A conversation with Mauricio Arruda, MD, Director of the Electrophysiology Center at UH Harrington Heart & Vascular Institute
Innovations in Cardiovascular Medicine & Surgery - Summer 2018
MAURICIO ARRUDA, MD
Director, Clinical Electrophysiology and Pacing, UH Cleveland Medical Center, Associate Professor of Medicine, Case Western Reserve University School of Medicine
Q: Dr. Arruda, the CASTLE-AF trial, published in The New England Journal of Medicine in February 2018, highlights the value on ablation of atrial fibrillation in patients with heart failure. Can you summarize the importance of this study?
A: Absolutely, I am passionate about this topic and have spent several years studying the impact of AF ablation in patients with heart failure. Mortality and morbidity are higher among patients with atrial fibrillation and heart failure than among those with heart failure alone. Catheter ablation for atrial fibrillation has been proposed as a means of improving outcomes among patients with heart failure who are otherwise receiving appropriate treatment.

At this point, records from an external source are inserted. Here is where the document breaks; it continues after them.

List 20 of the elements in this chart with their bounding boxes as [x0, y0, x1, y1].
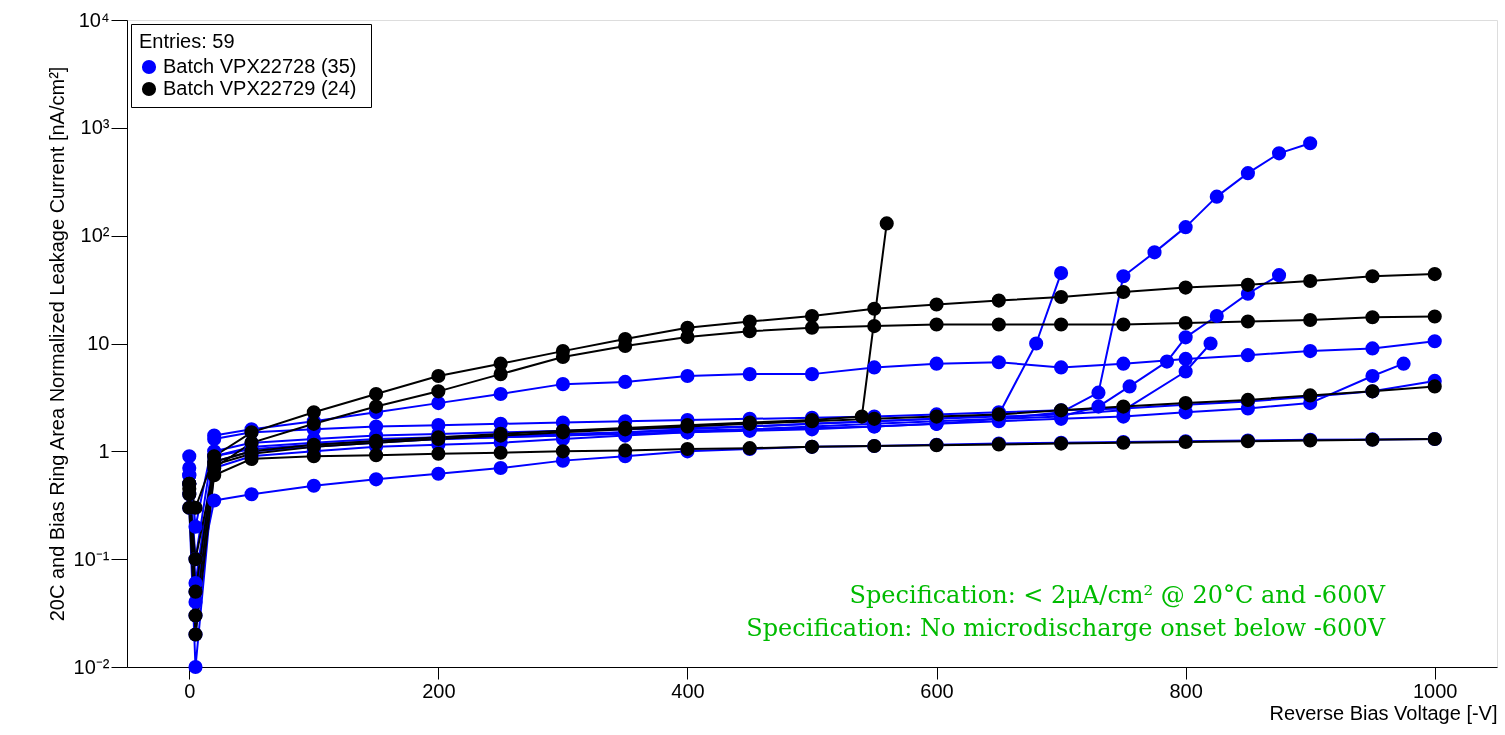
x-tick-label: 600 — [920, 679, 954, 702]
x-tick-label: 0 — [184, 679, 196, 702]
x-tick-label: 400 — [671, 679, 705, 702]
annotation: Specification: No microdischarge onset below -600V — [746, 614, 1386, 642]
y-axis-title: 20C and Bias Ring Area Normalized Leakage Current [nA/cm²] — [45, 66, 68, 622]
x-tick-label: 200 — [422, 679, 456, 702]
x-tick-label: 1000 — [1412, 679, 1458, 702]
x-tick-label: 800 — [1169, 679, 1203, 702]
y-tick-label: 10 — [87, 332, 110, 354]
y-tick-label: 10² — [80, 224, 110, 247]
legend-label: Batch VPX22728 (35) — [163, 55, 357, 77]
y-tick-label: 10⁴ — [78, 8, 110, 31]
y-tick-label: 1 — [98, 439, 110, 462]
y-tick-label: 10⁻² — [73, 655, 110, 678]
annotation: Specification: < 2μA/cm² @ 20°C and -600V — [849, 581, 1386, 609]
x-axis-title: Reverse Bias Voltage [-V] — [1269, 701, 1498, 724]
y-tick-label: 10³ — [80, 116, 110, 139]
legend-title: Entries: 59 — [139, 30, 235, 52]
y-tick-label: 10⁻¹ — [73, 547, 110, 570]
legend-label: Batch VPX22729 (24) — [163, 77, 357, 99]
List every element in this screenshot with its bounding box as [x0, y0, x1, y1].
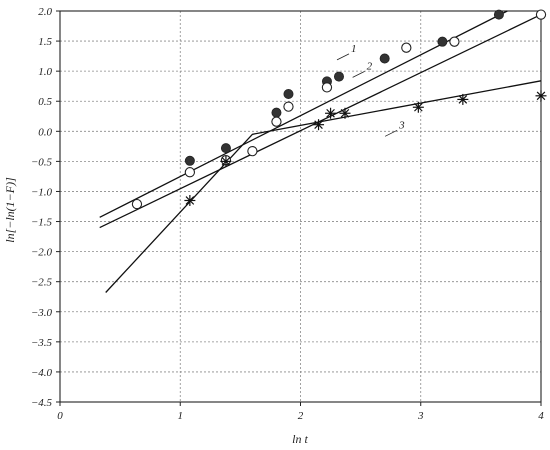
point-series-1 — [184, 155, 195, 166]
y-tick-label: 2.0 — [38, 6, 52, 18]
y-tick-label: −3.5 — [31, 337, 53, 349]
point-series-2 — [321, 82, 333, 93]
y-tick-label: −2.5 — [31, 277, 53, 289]
point-series-2 — [401, 42, 412, 53]
point-series-2 — [184, 167, 196, 178]
point-series-3 — [457, 93, 469, 105]
series-label-2: 2 — [367, 60, 373, 72]
point-series-2 — [535, 9, 547, 20]
point-series-3 — [535, 90, 547, 102]
x-tick-label: 1 — [178, 410, 184, 422]
point-series-2 — [449, 36, 460, 47]
y-tick-label: −1.0 — [31, 186, 53, 198]
series-label-leader — [336, 53, 350, 61]
grid-lines — [60, 11, 541, 402]
point-series-2 — [283, 101, 294, 112]
point-series-3 — [184, 194, 196, 206]
series-label-3: 3 — [398, 119, 405, 131]
y-tick-label: 0.5 — [38, 96, 52, 108]
point-series-1 — [271, 107, 282, 118]
point-series-3 — [220, 155, 232, 167]
point-series-3 — [313, 119, 325, 131]
tick-labels: 0 1 2 3 42.01.51.00.50.0−0.5−1.0−1.5−2.0−2.5… — [31, 6, 544, 422]
x-tick-label: 4 — [538, 410, 544, 422]
y-tick-label: −2.0 — [31, 247, 53, 259]
series-label-leader — [352, 70, 365, 78]
fit-lines — [99, 10, 542, 293]
point-series-1 — [493, 9, 504, 20]
x-tick-label: 3 — [417, 410, 424, 422]
point-series-2 — [131, 198, 143, 210]
x-tick-label: 0 — [57, 410, 63, 422]
y-tick-label: −4.5 — [31, 397, 53, 409]
data-points — [131, 9, 547, 210]
point-series-3 — [412, 101, 424, 113]
axes — [56, 10, 542, 406]
point-series-1 — [437, 36, 448, 47]
point-series-1 — [379, 53, 390, 64]
x-tick-label: 2 — [298, 410, 304, 422]
y-tick-label: −1.5 — [31, 217, 53, 229]
y-tick-label: −4.0 — [31, 367, 53, 379]
point-series-2 — [271, 116, 282, 127]
point-series-3 — [325, 107, 337, 119]
point-series-1 — [220, 143, 231, 154]
y-tick-label: 1.0 — [38, 66, 52, 78]
y-tick-label: −0.5 — [31, 156, 53, 168]
point-series-1 — [333, 71, 344, 82]
point-series-3 — [339, 107, 351, 119]
y-tick-label: 1.5 — [38, 36, 52, 48]
x-axis-title: ln t — [292, 432, 308, 446]
point-series-2 — [247, 146, 258, 157]
fit-line-series-3 — [105, 80, 542, 293]
series-label-leader — [384, 129, 398, 137]
y-tick-label: 0.0 — [38, 126, 52, 138]
y-tick-label: −3.0 — [31, 307, 53, 319]
y-axis-title: ln[−ln(1−F)] — [3, 177, 17, 243]
point-series-1 — [283, 89, 294, 100]
series-labels: 12 3 — [336, 43, 405, 137]
series-label-1: 1 — [351, 43, 357, 55]
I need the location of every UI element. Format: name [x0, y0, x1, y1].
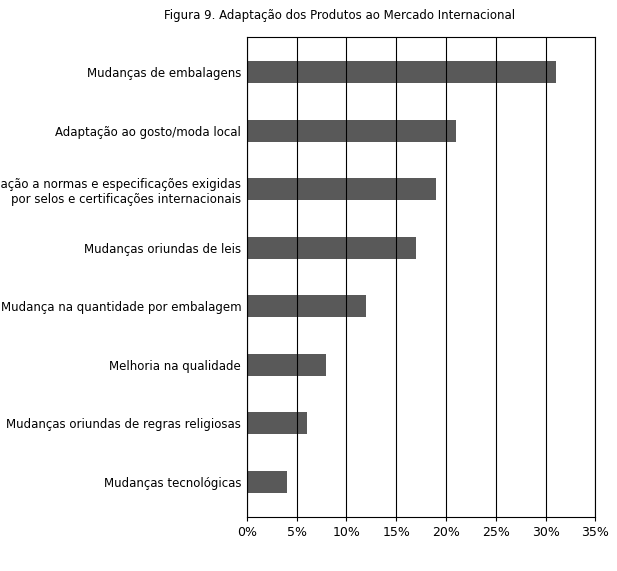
Bar [247, 61, 555, 83]
Bar [247, 295, 366, 317]
Text: Figura 9. Adaptação dos Produtos ao Mercado Internacional: Figura 9. Adaptação dos Produtos ao Merc… [164, 9, 515, 22]
Bar [247, 471, 287, 493]
Bar [247, 119, 456, 142]
Bar [247, 412, 307, 435]
Bar [247, 353, 326, 376]
Bar [247, 178, 436, 200]
Bar [247, 236, 416, 259]
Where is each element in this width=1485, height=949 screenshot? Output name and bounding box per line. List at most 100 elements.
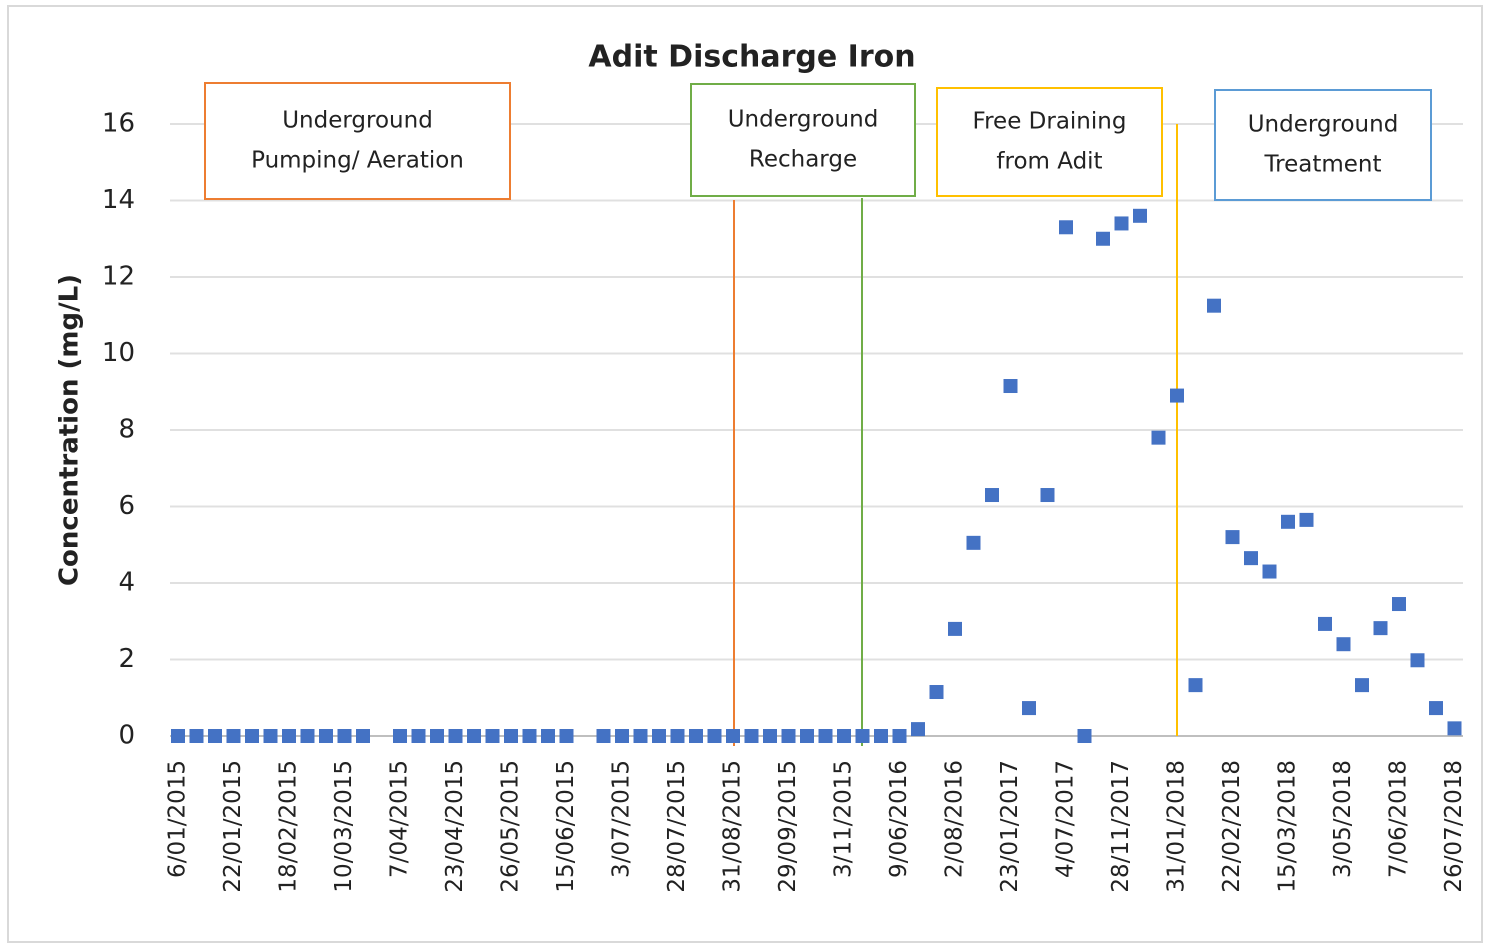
marker — [319, 729, 333, 743]
marker — [1225, 530, 1240, 545]
marker — [1022, 701, 1036, 716]
marker — [633, 729, 648, 743]
x-tick-label: 23/04/2015 — [442, 760, 468, 893]
marker — [1318, 616, 1332, 631]
marker — [781, 729, 796, 743]
marker — [1299, 512, 1314, 527]
marker — [1188, 678, 1203, 693]
marker — [1170, 388, 1184, 403]
x-tick-label: 6/01/2015 — [165, 760, 191, 878]
marker — [1373, 621, 1388, 636]
y-tick-label: 2 — [118, 644, 135, 674]
x-tick-label: 28/11/2017 — [1108, 760, 1134, 893]
annotation-text: Underground — [728, 107, 879, 133]
marker — [1355, 678, 1369, 693]
marker — [467, 729, 481, 743]
marker — [1003, 379, 1018, 394]
x-tick-label: 29/09/2015 — [775, 760, 801, 893]
annotation-text: Treatment — [1263, 152, 1381, 178]
marker — [226, 729, 241, 743]
marker — [1429, 701, 1443, 716]
x-tick-label: 23/01/2017 — [997, 760, 1023, 893]
x-tick-label: 26/07/2018 — [1441, 760, 1467, 893]
x-tick-label: 31/01/2018 — [1164, 760, 1190, 893]
marker — [892, 729, 907, 743]
y-tick-label: 16 — [102, 109, 135, 139]
x-tick-label: 31/08/2015 — [720, 760, 746, 893]
chart-title: Adit Discharge Iron — [588, 40, 915, 75]
marker — [855, 729, 870, 743]
marker — [1447, 721, 1462, 736]
marker — [1151, 430, 1166, 445]
x-tick-label: 22/01/2015 — [220, 760, 246, 893]
y-tick-label: 6 — [118, 491, 135, 521]
x-tick-label: 18/02/2015 — [276, 760, 302, 893]
marker — [985, 488, 999, 503]
marker — [1336, 637, 1351, 652]
marker — [208, 729, 222, 743]
x-tick-label: 3/07/2015 — [609, 760, 635, 878]
annotation-text: Underground — [282, 108, 433, 134]
marker — [1040, 488, 1055, 503]
annotation-text: Pumping/ Aeration — [251, 148, 464, 174]
x-tick-label: 3/11/2015 — [831, 760, 857, 878]
annotation-text: from Adit — [996, 149, 1102, 175]
marker — [522, 729, 537, 743]
annotation-box — [204, 82, 511, 200]
marker — [615, 729, 629, 743]
grid: 0 2 4 6 8 10 12 14 16 6/01/2015 22/01/2015 18/02/20… — [102, 109, 1467, 893]
frame — [7, 5, 1483, 943]
marker — [800, 729, 814, 743]
x-tick-label: 15/03/2018 — [1275, 760, 1301, 893]
annotation-text: Free Draining — [973, 109, 1127, 135]
marker — [596, 729, 611, 743]
marker — [1133, 208, 1147, 223]
x-tick-label: 7/04/2015 — [387, 760, 413, 878]
x-tick-label: 28/07/2015 — [664, 760, 690, 893]
marker — [411, 729, 426, 743]
marker — [1262, 564, 1277, 579]
marker — [1392, 597, 1406, 612]
marker — [300, 729, 315, 743]
marker — [189, 729, 204, 743]
marker — [948, 621, 962, 636]
marker — [485, 729, 500, 743]
y-tick-label: 0 — [118, 721, 135, 751]
x-tick-label: 7/06/2018 — [1386, 760, 1412, 878]
marker — [707, 729, 722, 743]
marker — [726, 729, 740, 743]
y-axis-title: Concentration (mg/L) — [55, 274, 85, 586]
annotation-box — [1214, 89, 1432, 201]
annotations: Underground Pumping/ Aeration Underground R… — [204, 82, 1432, 201]
markers — [171, 208, 1462, 743]
annotation-text: Underground — [1248, 112, 1399, 138]
annotation-box — [690, 83, 916, 197]
marker — [541, 729, 555, 743]
marker — [966, 535, 981, 550]
y-tick-label: 14 — [102, 185, 135, 215]
marker — [559, 729, 574, 743]
marker — [356, 729, 370, 743]
y-tick-label: 4 — [118, 568, 135, 598]
marker — [1281, 514, 1295, 529]
marker — [282, 729, 296, 743]
marker — [1244, 551, 1258, 566]
annotation-text: Recharge — [749, 147, 857, 173]
marker — [744, 729, 759, 743]
marker — [430, 729, 444, 743]
marker — [874, 729, 888, 743]
x-tick-label: 15/06/2015 — [553, 760, 579, 893]
marker — [1410, 653, 1425, 668]
marker — [1207, 298, 1221, 313]
x-tick-label: 2/08/2016 — [942, 760, 968, 878]
marker — [504, 729, 518, 743]
annotation-box — [936, 87, 1163, 197]
marker — [1077, 729, 1092, 743]
marker — [837, 729, 851, 743]
marker — [245, 729, 259, 743]
marker — [670, 729, 685, 743]
marker — [1059, 220, 1073, 235]
y-tick-label: 10 — [102, 338, 135, 368]
marker — [263, 729, 278, 743]
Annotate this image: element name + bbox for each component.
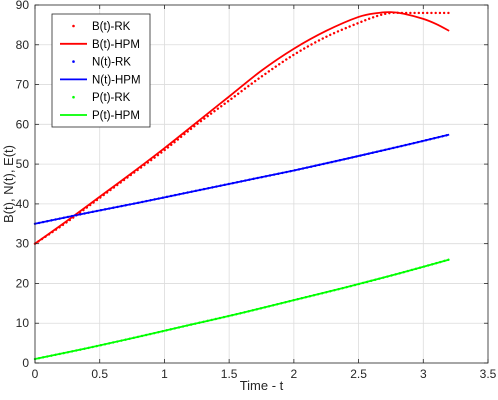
legend: B(t)-RK B(t)-HPM N(t)-RK N(t)-HPM P(t)-RK P(t… xyxy=(51,13,151,128)
plot-frame xyxy=(34,4,489,364)
legend-entry-label: N(t)-HPM xyxy=(92,74,141,86)
y-axis-label: B(t), N(t), E(t) xyxy=(1,145,16,223)
x-tick-label: 0 xyxy=(32,367,39,381)
y-tick-label: 30 xyxy=(16,237,30,251)
legend-entry-label: B(t)-RK xyxy=(92,21,131,33)
legend-entry-label: P(t)-HPM xyxy=(92,110,140,122)
x-tick-label: 1.5 xyxy=(221,367,238,381)
series-line-p-t-rk xyxy=(33,258,451,361)
legend-entry-label: N(t)-RK xyxy=(92,57,131,69)
x-tick-label: 0.5 xyxy=(91,367,108,381)
y-tick-label: 80 xyxy=(16,38,30,52)
x-tick-label: 1 xyxy=(161,367,168,381)
y-tick-label: 70 xyxy=(16,78,30,92)
legend-box xyxy=(51,13,151,128)
y-tick-label: 0 xyxy=(22,356,29,370)
x-axis-label: Time - t xyxy=(240,378,284,393)
legend-swatch-dot xyxy=(72,60,75,63)
axis-ticks: 0 0.5 1 1.5 2 2.5 3 3.5 0 10 20 30 40 50 60 70 80 90 xyxy=(16,0,497,381)
y-tick-label: 60 xyxy=(16,117,30,131)
legend-entry-label: P(t)-RK xyxy=(92,92,131,104)
series-line-n-t-rk xyxy=(33,133,451,225)
x-tick-label: 3 xyxy=(420,367,427,381)
series-layer xyxy=(33,11,451,361)
x-tick-label: 3.5 xyxy=(480,367,497,381)
series-line-b-t-hpm xyxy=(34,11,450,245)
legend-swatch-dot xyxy=(72,24,75,28)
legend-entry-label: B(t)-HPM xyxy=(92,39,140,51)
series-line-b-t-rk xyxy=(33,11,451,245)
y-tick-label: 40 xyxy=(16,197,30,211)
legend-swatch-dot xyxy=(72,95,75,99)
y-tick-label: 20 xyxy=(16,276,30,290)
x-tick-label: 2.5 xyxy=(350,367,367,381)
y-tick-label: 10 xyxy=(16,316,30,330)
y-tick-label: 50 xyxy=(16,157,30,171)
x-tick-label: 2 xyxy=(291,367,298,381)
y-tick-label: 90 xyxy=(16,0,30,12)
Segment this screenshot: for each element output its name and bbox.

The CASTLE-AF investigators randomly assigned patients with symptomatic paroxysmal or persistent atrial fibrillation (AF) who did not have a response to antiarrhythmic drugs, had unacceptable side effects, or were unwilling to take these drugs to undergo either catheter ablation or medical therapy (rate or rhythm control) for atrial fibrillation, in addition to guidelines-based therapy for heart failure. All the patients had New York Heart Association class II, III, or IV heart failure, a left ventricular ejection fraction of 35 percent or less and an implanted defibrillator. The primary end point was a composite of death from any cause or hospitalization for worsening heart failure.
It was found that after a median follow-up of 37.8 months, the primary composite end point occurred in significantly fewer patients in the ablation group than in the medical therapy group. Significantly fewer patients in the ablation group died from any cause, were hospitalized for worsening heart failure or died from cardiovascular causes.
Q: Dr. Arruda, as you mentioned, ablation of AF in patients with heart failure has been of great interest to you and your team at UH. Can you tell us more about your study?
A: Of course, it’s my pleasure to share our experience. Catheter ablation for AF has been shown to improve left ventricular ejection fraction (LVEF). We investigated the value of catheter ablation in patients presenting with congestive heart failure (HF) with low LVEF and AF, who met criteria for an implantable cardioverter defibrillator (ICD) for primary prevention of sudden death.
We studied 61 patients with AF (80 percent persistent AF) and HF (LVEF ? 35 percent), who underwent catheter ablation. There were 19 patients with ischemic cardiomyopathy (ICM) and 42 with non-ischemic cardiomyopathy (NICM). LVEF and NYHA class were reassessed at three to six months after the catheter ablation.
We found that among the 61 patients, 37 did not meet criteria for an ICD after the catheter ablation. Patient with NICM had higher freedom from ICD indication than those with ICM (74 percent vs. 32 percent, P = 0.004). Patients with NICM free from AF or atrial tachycardia (AT) recurrence had significant improvement in LVEF and NYHA class compared to those with recurrence, whereas there was no difference in patients with ICM. During a median follow up of 3.5 years, LVEF improvement was associated with long-term freedom from AF / AT recurrence.
We concluded that catheter ablation of AF in patients with HF precluded an ICD for primary prevention in 61 percent of patients. Catheter ablation of AF may be considered before implanting an ICD in patients with HF but a randomized, multicenter study is warranted.
Voltage Mapping and AF Ablation Strategy
Panel A: Note AF termination during ablation at Low Voltage Area (LVA) in a patient with persistent AF. Left: AF persisted after a wide circumferential lesion around the left-sided pulmonary veins (PV). Subsequently, AF terminated while targeting LVA at the roof (white arrow) before isolating the right-sided PVs or creating additional lines. This highlights the fact that LVA outside the PVs may contribute to AF pathogenesis and its maintenance.
Panel B: The signals (EGMs) in the ablation catheter after restoration of normal sinus rhythm, showing that the AF inside the isolated left-sided PVs (black arrows) organized into the AT. EGMs outside the left-sided PVs showed the paced atrial signals (yellow arrows).